Pour protester contre l’interdiction d’entrer dans le pays de deux salafistes marocains, plusieurs militants salafistes ont occupé l'aéroport pendant plusieurs heures en tenues traditionnelles et en agitant des drapeaux noirs. Pas de quoi rassurer les touristes.

«Les salafistes restent minoritaires en Tunisie», a martelé le ministre.

Depuis quelques jours, et après la multiplication des incidents avec les salafistes dans le sud du pays, le parti au pouvoir Ennhada multiplie les messages rassurants et fermes, peut-on lire sur RFI.

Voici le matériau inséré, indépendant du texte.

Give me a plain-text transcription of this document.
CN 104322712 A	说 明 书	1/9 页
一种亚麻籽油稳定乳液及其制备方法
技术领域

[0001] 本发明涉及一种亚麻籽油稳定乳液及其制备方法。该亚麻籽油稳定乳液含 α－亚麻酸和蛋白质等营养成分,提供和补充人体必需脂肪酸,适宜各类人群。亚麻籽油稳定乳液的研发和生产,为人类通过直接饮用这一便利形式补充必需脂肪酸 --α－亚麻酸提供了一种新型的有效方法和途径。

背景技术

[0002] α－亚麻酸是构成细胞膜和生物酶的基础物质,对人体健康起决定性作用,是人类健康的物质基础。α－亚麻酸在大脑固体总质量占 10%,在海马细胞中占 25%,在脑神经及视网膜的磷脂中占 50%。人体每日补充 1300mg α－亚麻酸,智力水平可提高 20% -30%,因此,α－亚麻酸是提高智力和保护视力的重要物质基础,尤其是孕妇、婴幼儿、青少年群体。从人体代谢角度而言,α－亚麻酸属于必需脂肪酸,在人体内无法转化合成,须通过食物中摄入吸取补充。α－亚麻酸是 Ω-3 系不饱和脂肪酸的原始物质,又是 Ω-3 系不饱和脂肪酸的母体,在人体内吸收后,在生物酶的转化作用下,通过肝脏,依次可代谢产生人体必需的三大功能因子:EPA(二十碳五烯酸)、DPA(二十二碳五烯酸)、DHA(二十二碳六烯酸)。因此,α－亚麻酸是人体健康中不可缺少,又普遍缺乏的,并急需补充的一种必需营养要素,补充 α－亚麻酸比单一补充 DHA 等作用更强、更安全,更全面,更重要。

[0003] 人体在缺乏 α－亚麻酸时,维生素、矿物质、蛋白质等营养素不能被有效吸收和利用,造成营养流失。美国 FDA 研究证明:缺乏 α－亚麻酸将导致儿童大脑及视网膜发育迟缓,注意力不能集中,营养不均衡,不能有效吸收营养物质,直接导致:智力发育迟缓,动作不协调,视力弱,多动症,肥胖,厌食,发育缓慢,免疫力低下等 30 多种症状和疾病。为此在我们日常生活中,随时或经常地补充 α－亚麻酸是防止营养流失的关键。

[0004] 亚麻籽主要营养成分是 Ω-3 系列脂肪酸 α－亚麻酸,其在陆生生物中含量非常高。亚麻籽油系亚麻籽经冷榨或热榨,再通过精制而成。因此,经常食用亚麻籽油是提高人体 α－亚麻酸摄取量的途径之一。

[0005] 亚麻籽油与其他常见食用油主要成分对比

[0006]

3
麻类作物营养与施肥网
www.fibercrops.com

Mais cette nouvelle politique sécuritaire ne semble pas convaincre les Tunisiens qui qualifient le gouvernement de laxiste et qui attendent que ces déclarations se transforment en actes.

Pour le journal en ligne Webdo, la Tunisie, épinglé comme un pays à risque par certaines chancelleries notamment celle de la Suisse, est bien loin d’enregistrer une reprise sereine du tourisme.

«La reprise touristique tant espérée (l’était-elle réellement?) n’aura probablement pas lieu, du moins cette saison après les consignes et les conseils adressés par plusieurs pays occidentaux à leurs ressortissants», déplore le journal. 

Le gouvernement tunisien souhaite que 6 millions de touristes viennent visiter le pays en 2012. Il y en a eu 7 millions en 2010 et 4,8 millions en 2011.

Pour atteindre cet objectif, le gouvernement mise sur de nouveaux programmes de développement touristique notamment vers l’éco-tourisme, le sport ou encore en valorisant des régions attractives en dehors du littoral et des plages. 

Le 4 juin prochain, la Tunisie va lancer une nouvelle campagne publicitaire en France, qui justement mettra en avant l’intérêt de ces régions moins prisées, à l'interieur des terres.